Il me dévisagea intensément et pour la première fois depuis que je connaissais Jacob Black je vis quelque chose dans son regard que je n'avais jamais vu, ou jamais voulu voir et qui m'acheva complètement. De l'amour.

-Mon Dieu !

J'avais murmuré mais un sourire se dessina sur les lèvres de mon ancien ami et je sus qu'il avait entendu.

-Félicitations, tu as enfin compris.

Il fit quelques pas vers moi et je me crispai automatiquement. Il tenait toujours son arme au bout de son bras.

-Pourquoi tu ne m'as rien dit ? On aurait pu en parler, j'aurais pu comprendre, on aurait pu trouver une solution…

Il haussa un sourcil.

-Une solution ? Comme quoi ? Un séjour à l'asile, ou bien une cure de médocs ? On ne choisit pas qui on aime, c'est comme ça. Si je ne t'ai rien dit c'est parce que je savais que ça ne changerait rien, que tu ne serais jamais à moi de cette façon.

-Mais…et Leah ? Et toutes ces filles, toutes ces années ?

Il haussa les épaules.

-Donner le change, et puis j'aime coucher avec des filles, c'est un jeu agréable. Mais ce n'est pas le véritable amour, ce n'est pas ce que je voulais au fond de moi.

Il se rapprocha et caressa ma joue. Je dus me retenir pour ne pas détourner la tête, je ne voulais pas le mettre encore plus en colère.

-Je l'ai toujours su tu sais, au fond de moi, c'est moi qui aurait dû être comédien. Je joue la comédie depuis si longtemps que c'est devenu un art de vivre ! Je n'ai toujours voulu que toi.

Bordel j'allais vomir.

Mon meilleur ami amoureux de moi…c'était surréaliste, je vivais en plein cauchemar.

Je dégageai doucement mon visage de sa main et il se recula en soupirant.

-Si tu m'aimes tant que ça, alors pourquoi ? Pourquoi tout ça ?

-Au bout de quelques temps, après que tu aies commencé à tracer ton chemin vers la gloire, j'ai compris que je ne pouvais plus supporter tout ça, toute cette peine, cette douleur, je voulais que ça cesse. Te voir avec ces gens…ces filles autour de toi me rendais malade. J'ai réalisé que je préférais te voir mort qu'heureux sans moi.

Il releva les yeux et me regarda.

-Je savais que c'était la seule solution. J'aurais pu vivre avec ton souvenir, peut-être même m'imaginer que nous avions été ensemble et que c'était la mort qui t'avait arraché à moi. Alors j'ai engagé ce gars, je l'ai payé pour qu'il vienne à l'Avant première, mais il t'a raté.

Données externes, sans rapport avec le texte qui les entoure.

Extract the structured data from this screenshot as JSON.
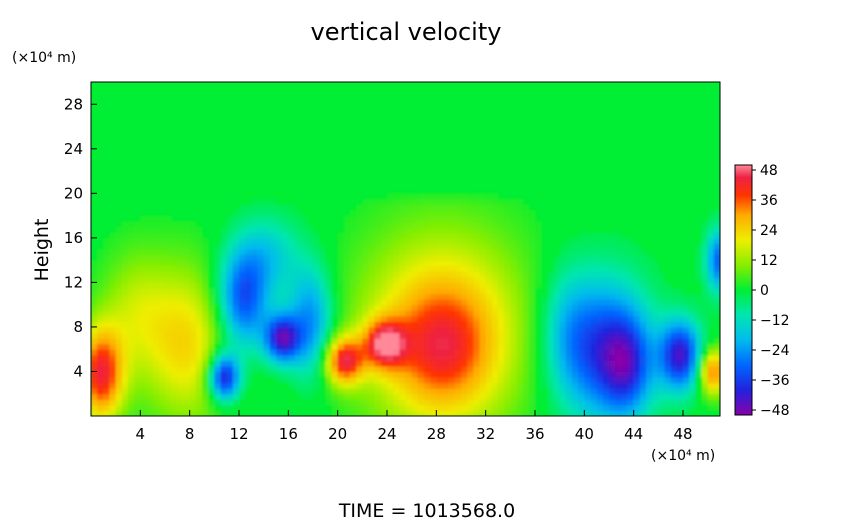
{
  "chart_data": {
    "type": "heatmap",
    "title": "vertical velocity",
    "ylabel": "Height",
    "y_unit_label": "(×10⁴ m)",
    "x_unit_label": "(×10⁴ m)",
    "x_ticks": [
      4,
      8,
      12,
      16,
      20,
      24,
      28,
      32,
      36,
      40,
      44,
      48
    ],
    "y_ticks": [
      4,
      8,
      12,
      16,
      20,
      24,
      28
    ],
    "xlim": [
      0,
      51
    ],
    "ylim": [
      0,
      30
    ],
    "colorbar": {
      "ticks": [
        48,
        36,
        24,
        12,
        0,
        -12,
        -24,
        -36,
        -48
      ],
      "labels": [
        "48",
        "36",
        "24",
        "12",
        "0",
        "−12",
        "−24",
        "−36",
        "−48"
      ],
      "range": [
        -48,
        48
      ]
    },
    "features": [
      {
        "x": 0.8,
        "y": 3.8,
        "sx": 1.3,
        "sy": 3.0,
        "value": 40
      },
      {
        "x": 7.8,
        "y": 6.5,
        "sx": 2.6,
        "sy": 5.0,
        "value": 22
      },
      {
        "x": 3.5,
        "y": 9.5,
        "sx": 2.0,
        "sy": 4.0,
        "value": 12
      },
      {
        "x": 10.8,
        "y": 3.5,
        "sx": 0.9,
        "sy": 1.5,
        "value": -44
      },
      {
        "x": 12.3,
        "y": 10.5,
        "sx": 1.5,
        "sy": 3.2,
        "value": -34
      },
      {
        "x": 15.5,
        "y": 7.0,
        "sx": 1.0,
        "sy": 1.5,
        "value": -40
      },
      {
        "x": 17.8,
        "y": 8.5,
        "sx": 1.3,
        "sy": 3.5,
        "value": -26
      },
      {
        "x": 14.5,
        "y": 14.5,
        "sx": 1.8,
        "sy": 2.5,
        "value": -14
      },
      {
        "x": 20.5,
        "y": 5.0,
        "sx": 1.1,
        "sy": 1.5,
        "value": 38
      },
      {
        "x": 23.8,
        "y": 6.5,
        "sx": 1.2,
        "sy": 1.5,
        "value": 34
      },
      {
        "x": 28.5,
        "y": 7.5,
        "sx": 4.8,
        "sy": 6.5,
        "value": 28
      },
      {
        "x": 28.5,
        "y": 6.0,
        "sx": 2.6,
        "sy": 3.5,
        "value": 16
      },
      {
        "x": 41.5,
        "y": 6.0,
        "sx": 2.6,
        "sy": 4.5,
        "value": -34
      },
      {
        "x": 43.5,
        "y": 4.5,
        "sx": 1.4,
        "sy": 3.0,
        "value": -22
      },
      {
        "x": 47.8,
        "y": 5.5,
        "sx": 1.2,
        "sy": 2.2,
        "value": -40
      },
      {
        "x": 50.4,
        "y": 4.0,
        "sx": 0.8,
        "sy": 1.5,
        "value": 34
      },
      {
        "x": 51.0,
        "y": 14.0,
        "sx": 0.8,
        "sy": 2.0,
        "value": -30
      },
      {
        "x": 38.5,
        "y": 8.0,
        "sx": 1.5,
        "sy": 4.0,
        "value": -10
      }
    ]
  },
  "footer": {
    "time_label": "TIME  =  1013568.0"
  }
}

Une grimace déforma mon visage et je savais que mes yeux en cet instant exprimaient toute la haine que je ressentais envers lui.

-Tu as tort, il m'a eu au contraire. Désolé je ne suis pas mort, mais félicitation, tu as gâché ma vie.

-Je ne voulais pas ça, je ne voulais pas que tu souffres.

J'éclatai de rire, ce fut plus fort que moi.

-Bien sûr oui ! Puisque tu voulais tellement ma mort, pourquoi tu ne m'as pas achevé sur mon lit d'hôpital ? J'aurais accueilli la mort à bras ouvert, tu le savais et tu m'as laissé souffrir salopard !

Il allait répliquer lorsqu'un gémissement se fit entendre et je vis avec horreur que Bella émergeait. Jacob baissa les yeux et un rictus affreux déforma son visage.

-Tiens tiens! mais regarde qui vient se joindre à notre conversation ! La Belle au bois dormant, et sans baiser magique en plus !

Je me concentrai sur Bella pour la voir se frotter la tête et se mettre difficilement à genoux. Elle releva un visage groggy sur moi puis tourna la tête vers Jack alors qu'il pointait à nouveau son arme sur elle.

-C'était toi alors.

Il lui fit un sourire qui me faisait flipper avant de hausser les épaules.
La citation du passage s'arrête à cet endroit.